San Francisco Great Quake recovery began in tents
University of California Library Photo
By Pat Murphy
April 5, 2006
San Francisco renewal began after the 1906 earthquake with making
babies in tents, Great Quake tent baby Norma Norwood grinned Tuesday.
And the 99-year-old Norwood beamed that she still has great gams,
a lifelong San Franciscan who followed in her father's bar business
to become a saloon hall dancer.
Want me to show you my gams, Norma Norwood offers
Photo(s) by
Luke Thomas
Her father's Hamburg Saloon located at 416 Kearny
Street was destroyed by the fire and the family home on Hawthorne
Street had been lost to the quake.
"I was a saloon hall dancer," Norwood
told the Sentinel in a gathering of survivors at venerable John's
Grill.
"I took dancing lessons and I danced from the
time I was six-years-old until I graduated from grammar school.
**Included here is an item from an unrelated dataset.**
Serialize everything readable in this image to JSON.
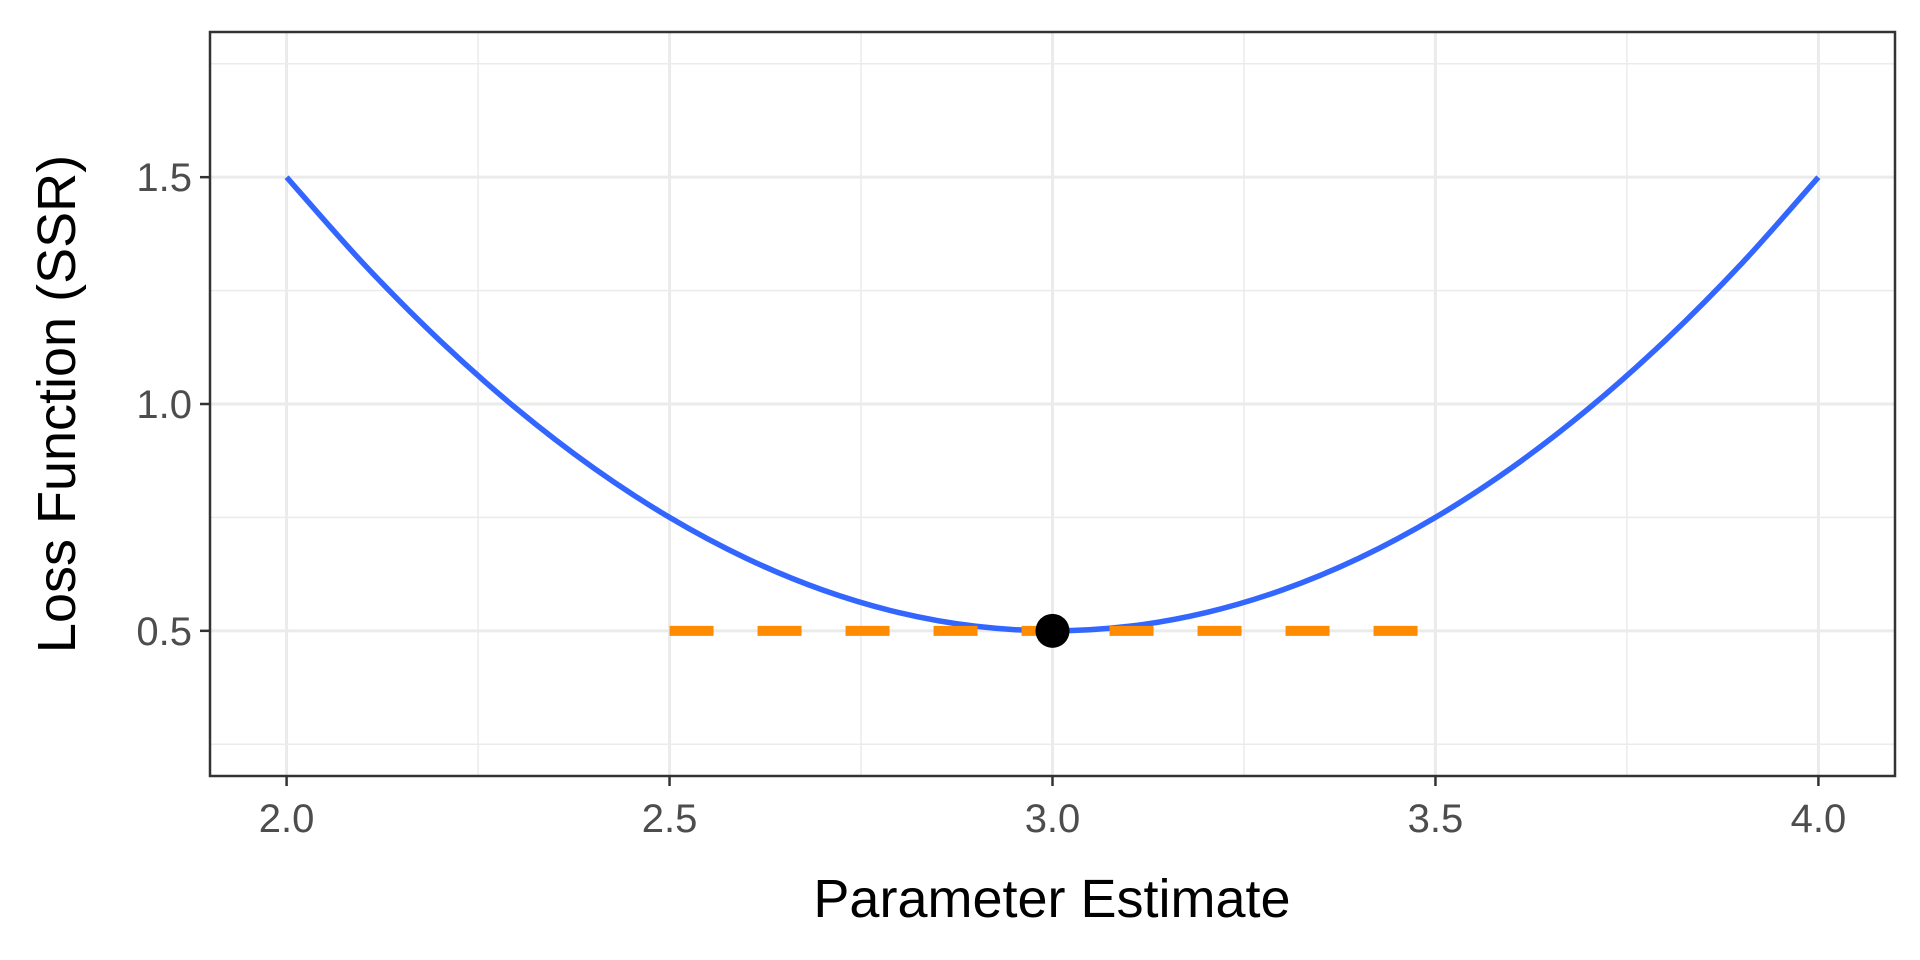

"You want me to show you?" laughed Norwood.
Survivors gathered for yet one more annual convocation
organized by Taren Sapienza for the past 30 years.
This year marks the 100th
anniversary of San Francisco's 1906 Earthquake immortalized
in world mind, movies, and living memory.
Della Bacchini, only one-year-old at time of the 1906 Earthquake,
remembers "my father lifting me up and carrying me away"
Herbert Hamrol also recalls being carried down stairs by his mother
to escape their damaged Sixth and Clementina Street home.